Sick
Anonymous October 9th, 2025
Sick
Anonymous October 9th, 2025
I woke up in the middle of a hospital, feeling almost non-existent. My body didn’t feel like mine — just a weight, heavy and hollow. My arms were pale and veiny, the skin thin enough to see blue rivers beneath. A needle pierced into me, feeding some clear liquid through a trembling tube.
Needles. I hate needles. I looked away before nausea took me.
A woman stood at the foot of my bed. I didn’t recognize her. Her eyes were deep-set and gray, ringed with exhaustion that didn’t look human. Her hair clung to her face in stringy strands, damp as if she’d just risen from water. There was something behind her eyes — something trying to remember what pity used to feel like. When she opened her mouth, I saw words form, but I heard nothing. Only the faint hum of lights.
They say eyes are the window to the soul, but hers were boarded shut.

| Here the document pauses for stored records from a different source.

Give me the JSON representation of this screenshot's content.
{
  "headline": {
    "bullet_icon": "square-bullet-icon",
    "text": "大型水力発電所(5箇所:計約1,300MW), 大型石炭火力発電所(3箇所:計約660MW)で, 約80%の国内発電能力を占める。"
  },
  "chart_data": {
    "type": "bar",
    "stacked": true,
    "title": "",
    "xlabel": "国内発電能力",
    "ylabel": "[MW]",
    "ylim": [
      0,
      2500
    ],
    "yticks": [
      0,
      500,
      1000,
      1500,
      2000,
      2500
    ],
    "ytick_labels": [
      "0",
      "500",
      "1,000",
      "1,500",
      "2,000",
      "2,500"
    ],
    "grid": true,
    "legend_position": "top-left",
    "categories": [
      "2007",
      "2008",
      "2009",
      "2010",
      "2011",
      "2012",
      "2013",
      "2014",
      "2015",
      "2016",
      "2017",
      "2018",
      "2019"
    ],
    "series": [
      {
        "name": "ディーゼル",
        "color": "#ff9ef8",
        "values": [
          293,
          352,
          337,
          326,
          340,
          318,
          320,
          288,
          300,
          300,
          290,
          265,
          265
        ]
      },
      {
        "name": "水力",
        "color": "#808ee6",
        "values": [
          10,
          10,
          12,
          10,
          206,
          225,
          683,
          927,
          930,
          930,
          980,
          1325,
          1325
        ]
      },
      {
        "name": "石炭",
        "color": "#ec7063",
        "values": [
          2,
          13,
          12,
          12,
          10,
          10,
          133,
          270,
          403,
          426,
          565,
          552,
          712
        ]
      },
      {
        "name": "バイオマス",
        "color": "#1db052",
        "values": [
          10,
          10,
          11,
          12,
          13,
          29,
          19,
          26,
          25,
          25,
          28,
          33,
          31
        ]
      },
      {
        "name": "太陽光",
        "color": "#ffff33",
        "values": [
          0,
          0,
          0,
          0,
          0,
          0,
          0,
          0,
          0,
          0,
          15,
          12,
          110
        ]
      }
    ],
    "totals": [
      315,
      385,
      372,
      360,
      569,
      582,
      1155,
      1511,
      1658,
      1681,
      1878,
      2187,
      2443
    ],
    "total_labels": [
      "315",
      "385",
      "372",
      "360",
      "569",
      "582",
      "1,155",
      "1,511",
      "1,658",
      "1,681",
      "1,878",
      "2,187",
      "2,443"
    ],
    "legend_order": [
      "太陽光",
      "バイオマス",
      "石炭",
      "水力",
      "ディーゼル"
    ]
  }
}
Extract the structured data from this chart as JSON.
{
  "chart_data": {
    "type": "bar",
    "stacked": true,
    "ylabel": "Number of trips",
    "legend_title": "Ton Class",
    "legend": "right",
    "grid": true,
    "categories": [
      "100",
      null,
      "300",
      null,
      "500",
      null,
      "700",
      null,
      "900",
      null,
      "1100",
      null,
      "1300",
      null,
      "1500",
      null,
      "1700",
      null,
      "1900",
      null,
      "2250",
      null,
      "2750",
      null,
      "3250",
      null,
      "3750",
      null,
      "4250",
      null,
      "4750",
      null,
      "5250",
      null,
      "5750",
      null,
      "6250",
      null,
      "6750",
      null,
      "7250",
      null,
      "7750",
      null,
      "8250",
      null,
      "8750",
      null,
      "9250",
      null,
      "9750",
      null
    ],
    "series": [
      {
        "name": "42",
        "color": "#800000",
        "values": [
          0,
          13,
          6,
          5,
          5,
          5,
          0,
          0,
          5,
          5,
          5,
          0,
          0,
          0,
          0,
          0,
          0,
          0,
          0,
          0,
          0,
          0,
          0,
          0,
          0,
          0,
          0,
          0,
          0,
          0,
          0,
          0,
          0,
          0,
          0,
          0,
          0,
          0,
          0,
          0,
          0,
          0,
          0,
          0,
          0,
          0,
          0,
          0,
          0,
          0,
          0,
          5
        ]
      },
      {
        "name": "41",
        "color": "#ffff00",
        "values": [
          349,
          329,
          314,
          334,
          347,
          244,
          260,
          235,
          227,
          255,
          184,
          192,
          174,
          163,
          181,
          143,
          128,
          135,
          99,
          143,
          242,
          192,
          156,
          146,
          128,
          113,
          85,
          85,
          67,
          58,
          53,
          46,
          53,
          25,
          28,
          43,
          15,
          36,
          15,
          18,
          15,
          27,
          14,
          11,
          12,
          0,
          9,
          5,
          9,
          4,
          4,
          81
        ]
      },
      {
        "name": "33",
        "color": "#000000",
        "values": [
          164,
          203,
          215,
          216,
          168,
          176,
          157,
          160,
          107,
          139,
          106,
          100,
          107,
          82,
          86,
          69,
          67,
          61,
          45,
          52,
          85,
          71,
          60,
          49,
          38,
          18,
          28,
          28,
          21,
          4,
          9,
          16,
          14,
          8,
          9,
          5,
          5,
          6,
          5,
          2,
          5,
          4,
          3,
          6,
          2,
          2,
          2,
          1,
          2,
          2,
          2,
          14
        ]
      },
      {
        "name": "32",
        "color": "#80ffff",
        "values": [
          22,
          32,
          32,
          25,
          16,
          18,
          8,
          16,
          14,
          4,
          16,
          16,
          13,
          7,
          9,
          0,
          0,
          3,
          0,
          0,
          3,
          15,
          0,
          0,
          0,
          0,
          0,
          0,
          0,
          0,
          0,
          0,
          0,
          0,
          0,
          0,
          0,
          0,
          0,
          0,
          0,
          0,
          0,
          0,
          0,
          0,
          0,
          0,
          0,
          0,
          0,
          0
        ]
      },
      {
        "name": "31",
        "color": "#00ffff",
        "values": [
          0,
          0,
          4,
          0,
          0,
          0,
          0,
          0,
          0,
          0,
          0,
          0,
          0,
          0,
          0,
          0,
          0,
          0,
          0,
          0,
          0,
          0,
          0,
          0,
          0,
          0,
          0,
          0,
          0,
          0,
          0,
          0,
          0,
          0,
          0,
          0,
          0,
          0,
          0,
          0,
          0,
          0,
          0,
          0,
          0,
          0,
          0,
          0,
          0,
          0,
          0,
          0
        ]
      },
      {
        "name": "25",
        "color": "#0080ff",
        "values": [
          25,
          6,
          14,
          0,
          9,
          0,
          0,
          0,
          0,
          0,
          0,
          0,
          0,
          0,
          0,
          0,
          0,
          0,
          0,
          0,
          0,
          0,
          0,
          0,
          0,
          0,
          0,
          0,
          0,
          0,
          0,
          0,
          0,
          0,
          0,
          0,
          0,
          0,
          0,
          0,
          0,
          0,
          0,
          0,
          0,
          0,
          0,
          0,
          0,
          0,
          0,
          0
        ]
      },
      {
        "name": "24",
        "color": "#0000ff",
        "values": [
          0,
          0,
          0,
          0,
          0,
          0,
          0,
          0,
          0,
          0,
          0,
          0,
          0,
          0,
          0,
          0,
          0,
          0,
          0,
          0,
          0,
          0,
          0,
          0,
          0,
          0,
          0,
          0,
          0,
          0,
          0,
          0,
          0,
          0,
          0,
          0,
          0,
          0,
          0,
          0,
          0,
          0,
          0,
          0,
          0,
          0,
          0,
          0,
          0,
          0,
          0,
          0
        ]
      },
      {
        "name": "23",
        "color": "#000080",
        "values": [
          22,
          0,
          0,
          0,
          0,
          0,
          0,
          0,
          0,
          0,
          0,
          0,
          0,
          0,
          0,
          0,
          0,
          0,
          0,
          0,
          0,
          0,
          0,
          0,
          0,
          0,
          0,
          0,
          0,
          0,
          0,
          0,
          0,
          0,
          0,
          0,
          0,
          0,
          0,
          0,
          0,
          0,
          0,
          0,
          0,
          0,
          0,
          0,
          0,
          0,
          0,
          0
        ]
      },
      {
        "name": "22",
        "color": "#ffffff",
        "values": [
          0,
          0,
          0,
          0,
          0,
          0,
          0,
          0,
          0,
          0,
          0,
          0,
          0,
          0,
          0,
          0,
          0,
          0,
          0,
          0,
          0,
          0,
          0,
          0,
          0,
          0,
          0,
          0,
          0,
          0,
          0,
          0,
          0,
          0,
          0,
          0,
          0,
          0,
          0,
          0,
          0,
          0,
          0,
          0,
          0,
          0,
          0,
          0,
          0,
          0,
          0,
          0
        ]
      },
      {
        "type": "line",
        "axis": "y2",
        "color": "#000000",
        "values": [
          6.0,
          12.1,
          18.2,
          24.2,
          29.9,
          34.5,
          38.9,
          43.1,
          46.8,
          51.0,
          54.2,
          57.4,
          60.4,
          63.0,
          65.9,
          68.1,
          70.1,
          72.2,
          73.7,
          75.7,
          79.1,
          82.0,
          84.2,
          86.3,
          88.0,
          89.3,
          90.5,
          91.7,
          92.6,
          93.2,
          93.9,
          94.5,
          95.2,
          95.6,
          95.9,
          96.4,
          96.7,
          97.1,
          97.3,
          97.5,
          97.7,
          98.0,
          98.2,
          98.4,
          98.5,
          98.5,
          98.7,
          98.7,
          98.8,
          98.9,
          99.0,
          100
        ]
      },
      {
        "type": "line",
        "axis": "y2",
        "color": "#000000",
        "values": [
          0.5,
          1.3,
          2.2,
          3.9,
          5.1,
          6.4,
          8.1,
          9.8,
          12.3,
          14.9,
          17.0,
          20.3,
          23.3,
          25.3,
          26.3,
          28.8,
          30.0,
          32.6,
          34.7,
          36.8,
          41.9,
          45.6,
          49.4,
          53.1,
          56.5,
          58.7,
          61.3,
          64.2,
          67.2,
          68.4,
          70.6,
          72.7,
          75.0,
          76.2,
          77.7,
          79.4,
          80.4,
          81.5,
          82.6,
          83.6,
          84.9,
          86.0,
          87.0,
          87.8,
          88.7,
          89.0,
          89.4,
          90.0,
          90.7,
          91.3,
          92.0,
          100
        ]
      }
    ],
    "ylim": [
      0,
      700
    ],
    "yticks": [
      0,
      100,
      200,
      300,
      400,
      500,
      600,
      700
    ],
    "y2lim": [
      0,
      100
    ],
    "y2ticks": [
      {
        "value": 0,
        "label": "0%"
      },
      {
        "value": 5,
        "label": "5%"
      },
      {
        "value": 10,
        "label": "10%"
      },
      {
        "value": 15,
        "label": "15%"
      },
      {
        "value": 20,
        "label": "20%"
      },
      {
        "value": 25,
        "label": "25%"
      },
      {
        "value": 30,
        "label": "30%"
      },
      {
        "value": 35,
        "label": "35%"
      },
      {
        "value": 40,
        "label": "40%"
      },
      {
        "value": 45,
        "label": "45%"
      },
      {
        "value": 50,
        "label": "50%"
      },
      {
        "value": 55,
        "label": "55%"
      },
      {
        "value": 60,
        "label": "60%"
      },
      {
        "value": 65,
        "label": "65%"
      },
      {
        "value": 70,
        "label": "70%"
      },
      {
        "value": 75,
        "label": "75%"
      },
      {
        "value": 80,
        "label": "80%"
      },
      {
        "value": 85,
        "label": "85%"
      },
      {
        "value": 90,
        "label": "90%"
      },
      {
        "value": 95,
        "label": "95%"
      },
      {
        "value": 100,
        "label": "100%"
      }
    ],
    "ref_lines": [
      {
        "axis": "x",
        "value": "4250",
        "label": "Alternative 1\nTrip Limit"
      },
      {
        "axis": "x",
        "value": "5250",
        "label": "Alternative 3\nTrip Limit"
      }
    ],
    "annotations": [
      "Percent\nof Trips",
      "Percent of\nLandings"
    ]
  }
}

The room around me was all yellowed walls and peeling paint. The fluorescent bulbs above buzzed like flies. The air was heavy with disinfectant, latex, and something sweet beneath it — like rot wrapped in sugar. I looked around for help, for life, for anything. There was no one.
Silence.
Absolute silence.
I stood, though my legs shook as if resisting the thought. The floor felt wrong — too soft, like stepping on something that could breathe. Fleshy. I stumbled toward the door, each step echoing in my skull. The hinges screamed as I pushed it open, then behind me — *slam.*
I turned, heart thrashing, but the bed was empty. The IV still dripped.
Then I saw her again, reflected faintly in the glass of a medicine cabinet — closer now. Her lips moved. I could almost hear it this time. A whisper.
My throat went cold.
And that’s when I realized the monitors weren’t beeping because they couldn’t. They’d been unplugged.
The world around me flickered — once, twice — and then dimmed. The smell of death lingered.